Бесконечные регулярные вейвлеты
К бесконечным регулярным вейвлетам принадлежат вейвлеты Мейера ( meyr ). Они имеют следующие свойства:
имеют функцию phi и их анализ ортогональный;
функции не определены явно psi и phi ;
функции psi и phi не имеют компактного носителя;
вейвлеты симметричны и регулярны в бесконечности;
быстрый алгоритм преобразований не поддерживается.
У этих веивлетов возможны следующие методы анализа:
непрерывные преобразования;
дискретные преобразования, но без FIR фильтров.

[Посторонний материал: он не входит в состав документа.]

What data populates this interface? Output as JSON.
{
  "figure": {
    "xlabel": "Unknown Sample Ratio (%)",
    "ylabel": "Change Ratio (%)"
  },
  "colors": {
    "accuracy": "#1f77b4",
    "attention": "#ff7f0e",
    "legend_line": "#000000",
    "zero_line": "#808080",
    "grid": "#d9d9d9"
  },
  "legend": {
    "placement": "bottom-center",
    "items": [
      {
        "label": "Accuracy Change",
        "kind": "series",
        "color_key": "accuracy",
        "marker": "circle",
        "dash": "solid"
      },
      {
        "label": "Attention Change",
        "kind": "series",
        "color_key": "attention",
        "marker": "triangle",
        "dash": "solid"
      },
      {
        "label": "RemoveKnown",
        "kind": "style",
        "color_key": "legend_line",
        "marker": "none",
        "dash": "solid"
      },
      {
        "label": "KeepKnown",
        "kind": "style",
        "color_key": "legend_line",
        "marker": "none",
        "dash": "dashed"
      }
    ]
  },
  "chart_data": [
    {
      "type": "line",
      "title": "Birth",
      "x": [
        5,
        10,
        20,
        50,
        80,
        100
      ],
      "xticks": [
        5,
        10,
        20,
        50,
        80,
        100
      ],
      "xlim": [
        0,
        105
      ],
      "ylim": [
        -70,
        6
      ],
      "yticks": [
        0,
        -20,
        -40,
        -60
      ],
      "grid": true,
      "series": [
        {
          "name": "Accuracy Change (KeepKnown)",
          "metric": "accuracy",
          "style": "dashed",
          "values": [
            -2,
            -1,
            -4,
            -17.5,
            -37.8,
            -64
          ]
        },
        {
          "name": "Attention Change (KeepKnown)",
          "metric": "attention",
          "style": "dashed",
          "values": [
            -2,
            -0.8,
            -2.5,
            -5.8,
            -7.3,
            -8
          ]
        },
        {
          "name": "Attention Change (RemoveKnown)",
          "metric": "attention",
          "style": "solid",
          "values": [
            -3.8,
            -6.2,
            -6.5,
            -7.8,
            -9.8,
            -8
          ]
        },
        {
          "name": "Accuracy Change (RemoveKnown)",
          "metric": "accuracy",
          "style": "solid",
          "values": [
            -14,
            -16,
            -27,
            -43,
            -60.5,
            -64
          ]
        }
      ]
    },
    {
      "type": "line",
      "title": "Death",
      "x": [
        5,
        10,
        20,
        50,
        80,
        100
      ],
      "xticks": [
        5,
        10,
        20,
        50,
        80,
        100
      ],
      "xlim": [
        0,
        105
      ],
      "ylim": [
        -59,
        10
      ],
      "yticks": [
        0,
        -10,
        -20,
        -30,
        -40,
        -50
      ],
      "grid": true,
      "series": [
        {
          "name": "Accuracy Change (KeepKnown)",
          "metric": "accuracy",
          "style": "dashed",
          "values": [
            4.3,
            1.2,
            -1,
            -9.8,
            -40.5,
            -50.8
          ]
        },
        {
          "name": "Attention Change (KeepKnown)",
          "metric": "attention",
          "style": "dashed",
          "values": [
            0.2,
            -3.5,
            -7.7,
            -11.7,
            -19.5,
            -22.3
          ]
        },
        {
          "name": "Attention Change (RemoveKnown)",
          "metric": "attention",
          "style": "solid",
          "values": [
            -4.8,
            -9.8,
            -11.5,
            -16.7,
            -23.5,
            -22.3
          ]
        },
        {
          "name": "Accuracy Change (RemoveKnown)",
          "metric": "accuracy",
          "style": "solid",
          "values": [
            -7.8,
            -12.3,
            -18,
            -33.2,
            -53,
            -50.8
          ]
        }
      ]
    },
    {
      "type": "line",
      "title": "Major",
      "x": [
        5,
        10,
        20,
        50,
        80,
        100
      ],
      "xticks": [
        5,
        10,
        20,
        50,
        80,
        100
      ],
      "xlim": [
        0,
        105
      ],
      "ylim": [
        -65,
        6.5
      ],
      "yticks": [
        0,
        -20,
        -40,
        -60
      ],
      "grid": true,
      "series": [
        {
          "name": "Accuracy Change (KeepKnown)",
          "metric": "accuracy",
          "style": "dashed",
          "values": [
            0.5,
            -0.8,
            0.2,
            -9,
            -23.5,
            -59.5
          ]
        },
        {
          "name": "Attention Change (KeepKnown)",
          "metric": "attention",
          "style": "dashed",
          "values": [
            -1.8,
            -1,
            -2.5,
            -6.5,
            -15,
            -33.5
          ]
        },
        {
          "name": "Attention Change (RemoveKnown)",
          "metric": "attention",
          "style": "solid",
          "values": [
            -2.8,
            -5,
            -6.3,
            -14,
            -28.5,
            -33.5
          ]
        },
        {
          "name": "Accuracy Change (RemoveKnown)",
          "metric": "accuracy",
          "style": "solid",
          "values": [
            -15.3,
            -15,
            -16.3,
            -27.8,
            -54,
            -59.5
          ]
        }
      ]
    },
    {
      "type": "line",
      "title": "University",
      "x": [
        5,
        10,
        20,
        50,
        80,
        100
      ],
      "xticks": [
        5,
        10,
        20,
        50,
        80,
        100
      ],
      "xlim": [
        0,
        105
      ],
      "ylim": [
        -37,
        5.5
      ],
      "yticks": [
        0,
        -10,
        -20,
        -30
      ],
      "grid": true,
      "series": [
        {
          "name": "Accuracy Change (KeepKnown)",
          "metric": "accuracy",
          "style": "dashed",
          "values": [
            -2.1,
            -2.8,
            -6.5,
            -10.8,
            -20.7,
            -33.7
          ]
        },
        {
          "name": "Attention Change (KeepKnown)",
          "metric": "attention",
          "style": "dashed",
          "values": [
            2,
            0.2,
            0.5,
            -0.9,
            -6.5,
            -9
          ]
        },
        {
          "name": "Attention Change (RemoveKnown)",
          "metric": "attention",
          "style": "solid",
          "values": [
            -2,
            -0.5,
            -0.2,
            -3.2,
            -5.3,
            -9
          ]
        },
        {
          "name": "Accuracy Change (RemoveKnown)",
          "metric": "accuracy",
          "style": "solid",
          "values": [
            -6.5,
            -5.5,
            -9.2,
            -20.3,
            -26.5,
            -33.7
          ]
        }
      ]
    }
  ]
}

Еще один вейвлет этого типа — дискретный вейвет Мейера ( dmey ). Его свойства:
аппроксимация фильтром класса FIR ;
поддержка непрерывного и дискретного преобразований.
Ортогональные вейвлеты с компактным носителем
К этим вейвлетам относятся вейвлеты Добеши ( dbN ), Симлета ( symN ) и Койфлета ( coifN ). Их основные свойства: функция phi имеется и анализ относится к ортогональному типу;
функции имеют определенное число моментов исчезновения;
функции psi и phi имеют компактный носитель;
возможны непрерывные преобразования и дискретные преобразования с применением быстрого вейвлет-преобразования;
обеспечивается принципиальная возможность реконструкции сигналов и функций.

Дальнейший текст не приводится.